Définir les besoins de confort

Intégrer le confort thermique d'été 

Bien définir ses besoins en termes de confort thermique lors de la programmation du bâtiment doit permettre de faire des choix de système surtout pour le refroidissement, passif ou actif. En effet, quelle que soit la classe de confort souhaitée pour le confort d'hiver, c'est le système de chauffage qui l'assurera de façon plus ou moins confortable.

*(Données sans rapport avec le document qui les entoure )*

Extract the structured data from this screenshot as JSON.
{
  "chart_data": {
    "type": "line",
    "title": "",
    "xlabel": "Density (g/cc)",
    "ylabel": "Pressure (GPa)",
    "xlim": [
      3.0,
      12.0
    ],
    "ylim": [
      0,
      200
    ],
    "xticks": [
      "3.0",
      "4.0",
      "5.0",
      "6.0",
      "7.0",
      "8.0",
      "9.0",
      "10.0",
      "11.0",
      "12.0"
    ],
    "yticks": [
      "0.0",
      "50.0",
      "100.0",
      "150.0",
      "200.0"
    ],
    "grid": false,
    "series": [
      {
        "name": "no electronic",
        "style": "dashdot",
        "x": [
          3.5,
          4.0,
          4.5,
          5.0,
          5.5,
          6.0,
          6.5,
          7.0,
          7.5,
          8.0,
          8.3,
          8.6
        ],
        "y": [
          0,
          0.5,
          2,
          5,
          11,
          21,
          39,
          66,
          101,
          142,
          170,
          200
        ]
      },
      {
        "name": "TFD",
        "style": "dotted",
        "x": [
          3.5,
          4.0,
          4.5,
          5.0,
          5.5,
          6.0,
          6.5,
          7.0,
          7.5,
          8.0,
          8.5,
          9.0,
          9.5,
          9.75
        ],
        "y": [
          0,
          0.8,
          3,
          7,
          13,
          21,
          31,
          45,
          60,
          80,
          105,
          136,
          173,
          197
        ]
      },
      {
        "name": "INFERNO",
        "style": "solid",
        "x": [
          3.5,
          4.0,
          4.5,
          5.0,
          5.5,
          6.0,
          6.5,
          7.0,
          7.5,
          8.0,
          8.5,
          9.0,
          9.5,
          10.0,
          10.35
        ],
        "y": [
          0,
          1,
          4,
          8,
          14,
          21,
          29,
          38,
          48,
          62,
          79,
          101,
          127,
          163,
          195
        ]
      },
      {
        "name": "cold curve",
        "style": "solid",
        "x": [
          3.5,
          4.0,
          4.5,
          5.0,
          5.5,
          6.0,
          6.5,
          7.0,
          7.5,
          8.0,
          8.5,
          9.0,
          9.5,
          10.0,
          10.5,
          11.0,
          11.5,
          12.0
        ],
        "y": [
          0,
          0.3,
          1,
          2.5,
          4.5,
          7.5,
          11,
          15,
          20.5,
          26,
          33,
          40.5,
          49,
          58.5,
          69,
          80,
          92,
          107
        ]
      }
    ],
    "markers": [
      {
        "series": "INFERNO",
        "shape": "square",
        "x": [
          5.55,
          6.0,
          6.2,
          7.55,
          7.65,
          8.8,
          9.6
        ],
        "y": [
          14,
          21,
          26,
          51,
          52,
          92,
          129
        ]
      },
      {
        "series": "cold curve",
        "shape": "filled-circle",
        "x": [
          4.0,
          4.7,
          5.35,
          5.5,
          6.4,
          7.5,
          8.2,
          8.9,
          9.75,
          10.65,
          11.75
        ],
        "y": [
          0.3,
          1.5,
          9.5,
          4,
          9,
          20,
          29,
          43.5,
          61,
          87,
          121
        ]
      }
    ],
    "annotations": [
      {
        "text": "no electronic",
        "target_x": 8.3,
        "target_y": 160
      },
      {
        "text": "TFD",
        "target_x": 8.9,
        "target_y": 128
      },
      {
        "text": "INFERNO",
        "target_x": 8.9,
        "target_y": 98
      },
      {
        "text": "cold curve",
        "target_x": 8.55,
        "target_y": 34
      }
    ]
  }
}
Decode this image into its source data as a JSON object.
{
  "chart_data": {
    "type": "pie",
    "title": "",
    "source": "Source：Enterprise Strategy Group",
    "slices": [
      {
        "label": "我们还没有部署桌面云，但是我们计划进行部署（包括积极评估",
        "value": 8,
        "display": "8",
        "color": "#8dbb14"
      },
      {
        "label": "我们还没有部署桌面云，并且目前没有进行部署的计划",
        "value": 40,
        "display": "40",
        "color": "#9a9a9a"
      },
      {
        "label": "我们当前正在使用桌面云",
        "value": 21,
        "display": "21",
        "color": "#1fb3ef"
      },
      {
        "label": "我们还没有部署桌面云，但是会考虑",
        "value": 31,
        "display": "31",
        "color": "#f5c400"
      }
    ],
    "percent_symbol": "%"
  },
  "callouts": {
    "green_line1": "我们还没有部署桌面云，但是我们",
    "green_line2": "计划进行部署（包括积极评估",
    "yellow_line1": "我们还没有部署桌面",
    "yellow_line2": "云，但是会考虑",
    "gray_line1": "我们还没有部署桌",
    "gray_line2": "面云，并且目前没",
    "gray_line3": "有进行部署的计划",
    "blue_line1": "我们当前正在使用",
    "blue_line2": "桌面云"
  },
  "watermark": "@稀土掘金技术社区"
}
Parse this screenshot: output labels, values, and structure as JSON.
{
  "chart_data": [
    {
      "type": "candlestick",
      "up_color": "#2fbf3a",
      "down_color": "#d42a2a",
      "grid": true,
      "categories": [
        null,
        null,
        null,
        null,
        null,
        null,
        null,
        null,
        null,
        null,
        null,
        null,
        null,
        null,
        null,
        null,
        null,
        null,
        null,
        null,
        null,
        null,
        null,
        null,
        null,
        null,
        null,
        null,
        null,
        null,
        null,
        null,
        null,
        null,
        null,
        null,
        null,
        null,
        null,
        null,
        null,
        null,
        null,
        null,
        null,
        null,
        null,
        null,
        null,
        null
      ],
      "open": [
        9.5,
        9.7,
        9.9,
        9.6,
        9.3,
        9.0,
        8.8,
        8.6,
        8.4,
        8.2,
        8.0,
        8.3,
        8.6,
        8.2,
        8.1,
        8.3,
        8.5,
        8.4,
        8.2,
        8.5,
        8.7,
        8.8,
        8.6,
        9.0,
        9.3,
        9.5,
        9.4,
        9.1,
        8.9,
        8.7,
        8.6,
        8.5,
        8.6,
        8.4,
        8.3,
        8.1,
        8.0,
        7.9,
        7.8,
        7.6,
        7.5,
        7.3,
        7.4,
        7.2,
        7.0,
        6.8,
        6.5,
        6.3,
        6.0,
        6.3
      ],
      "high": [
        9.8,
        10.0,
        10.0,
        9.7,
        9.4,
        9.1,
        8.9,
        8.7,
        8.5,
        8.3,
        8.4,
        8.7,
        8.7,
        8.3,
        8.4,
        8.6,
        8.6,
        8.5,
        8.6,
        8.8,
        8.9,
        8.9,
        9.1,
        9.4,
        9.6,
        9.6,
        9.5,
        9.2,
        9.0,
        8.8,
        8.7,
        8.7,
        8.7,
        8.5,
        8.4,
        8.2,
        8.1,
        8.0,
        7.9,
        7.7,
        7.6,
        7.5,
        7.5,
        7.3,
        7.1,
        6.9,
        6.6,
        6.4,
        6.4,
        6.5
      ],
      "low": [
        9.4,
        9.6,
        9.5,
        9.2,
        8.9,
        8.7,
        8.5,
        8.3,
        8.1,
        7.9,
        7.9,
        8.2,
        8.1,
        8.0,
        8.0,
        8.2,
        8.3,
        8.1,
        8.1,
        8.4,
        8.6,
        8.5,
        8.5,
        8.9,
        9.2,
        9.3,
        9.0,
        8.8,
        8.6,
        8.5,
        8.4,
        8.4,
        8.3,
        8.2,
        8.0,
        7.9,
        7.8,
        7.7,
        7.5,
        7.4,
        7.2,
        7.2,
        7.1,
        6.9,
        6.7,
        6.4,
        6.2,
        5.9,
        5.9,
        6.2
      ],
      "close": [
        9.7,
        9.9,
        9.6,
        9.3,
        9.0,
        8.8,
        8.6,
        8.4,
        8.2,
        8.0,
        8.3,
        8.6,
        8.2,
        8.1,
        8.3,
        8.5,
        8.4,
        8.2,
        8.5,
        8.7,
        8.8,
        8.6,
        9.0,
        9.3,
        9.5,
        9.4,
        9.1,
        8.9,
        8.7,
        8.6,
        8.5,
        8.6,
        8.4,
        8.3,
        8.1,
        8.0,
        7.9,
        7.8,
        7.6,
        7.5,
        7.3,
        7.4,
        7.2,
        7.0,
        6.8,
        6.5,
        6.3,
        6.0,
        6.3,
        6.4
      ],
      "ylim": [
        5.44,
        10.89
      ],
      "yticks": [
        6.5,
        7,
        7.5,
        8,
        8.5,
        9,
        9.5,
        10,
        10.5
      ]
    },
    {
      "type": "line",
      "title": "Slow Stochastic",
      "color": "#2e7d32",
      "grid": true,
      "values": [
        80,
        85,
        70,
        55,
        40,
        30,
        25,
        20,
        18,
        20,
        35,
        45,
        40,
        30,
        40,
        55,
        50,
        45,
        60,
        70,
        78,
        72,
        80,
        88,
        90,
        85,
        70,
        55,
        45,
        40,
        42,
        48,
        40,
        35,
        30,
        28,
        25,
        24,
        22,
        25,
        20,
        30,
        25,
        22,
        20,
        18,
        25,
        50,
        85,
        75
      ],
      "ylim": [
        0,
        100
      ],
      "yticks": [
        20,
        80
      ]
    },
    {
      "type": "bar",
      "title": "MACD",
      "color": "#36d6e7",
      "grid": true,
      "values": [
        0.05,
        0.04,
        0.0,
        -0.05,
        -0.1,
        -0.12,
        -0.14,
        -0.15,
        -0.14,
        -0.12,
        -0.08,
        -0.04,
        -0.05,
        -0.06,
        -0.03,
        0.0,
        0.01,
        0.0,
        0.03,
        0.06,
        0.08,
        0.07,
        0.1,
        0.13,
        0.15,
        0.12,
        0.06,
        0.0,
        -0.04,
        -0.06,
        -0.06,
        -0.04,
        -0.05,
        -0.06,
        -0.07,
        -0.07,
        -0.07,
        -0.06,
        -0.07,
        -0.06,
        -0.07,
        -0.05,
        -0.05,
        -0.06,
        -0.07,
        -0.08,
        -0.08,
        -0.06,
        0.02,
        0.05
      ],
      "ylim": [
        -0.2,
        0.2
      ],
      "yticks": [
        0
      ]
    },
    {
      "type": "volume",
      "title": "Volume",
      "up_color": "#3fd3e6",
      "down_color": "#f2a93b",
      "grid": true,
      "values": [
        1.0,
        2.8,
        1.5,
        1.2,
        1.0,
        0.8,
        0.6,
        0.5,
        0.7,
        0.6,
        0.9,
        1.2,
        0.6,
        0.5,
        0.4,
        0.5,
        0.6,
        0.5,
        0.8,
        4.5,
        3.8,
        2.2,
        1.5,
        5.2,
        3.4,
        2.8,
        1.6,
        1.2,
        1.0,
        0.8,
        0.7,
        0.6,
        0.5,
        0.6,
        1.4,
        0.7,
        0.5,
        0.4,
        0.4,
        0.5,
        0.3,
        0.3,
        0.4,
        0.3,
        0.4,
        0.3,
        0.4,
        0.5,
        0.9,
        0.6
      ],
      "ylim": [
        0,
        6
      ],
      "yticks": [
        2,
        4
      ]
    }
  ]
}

Par contre, le niveau d'exigence du maître de l'ouvrage relativement au confort d'été va être déterminant pour le choix du système de refroidissement :

  • Souhaite-t-il maintenir une température maximale absolue en été ? Et si oui à quelle température ?
  • Accepte-t-il une régulation de la climatisation avec une consigne de refroidissement liée à la température extérieure (température glissante) ?
  • Ou encore opte-t-il pour un système passif avec une dérive de la température et l'acceptation d'heures de surchauffe dans une limite définie (par exemple : 5% du temps d'occupation au-dessus de 25,5 °C)

La réponse à ces questions déterminera:

  • Si un rafraîchissement passif peut être étudié pour assurer le confort (free cooling, géothermie, rafraîchissement adiabatique de l'air neuf, etc.) et s'il est donc envisageable de se passer de climatisation
  • Les contraintes à prendre en compte dans la conception de l'enveloppe pour pourvoir effectivement assurer le confort sans climatisation : inertie thermique, ouverture de fenêtre, protections solaire, etc.

En effet, dès lors que le maintient d'une température maximale fixe en été est demandé, il ne peut être garanti sans un système de climatisation.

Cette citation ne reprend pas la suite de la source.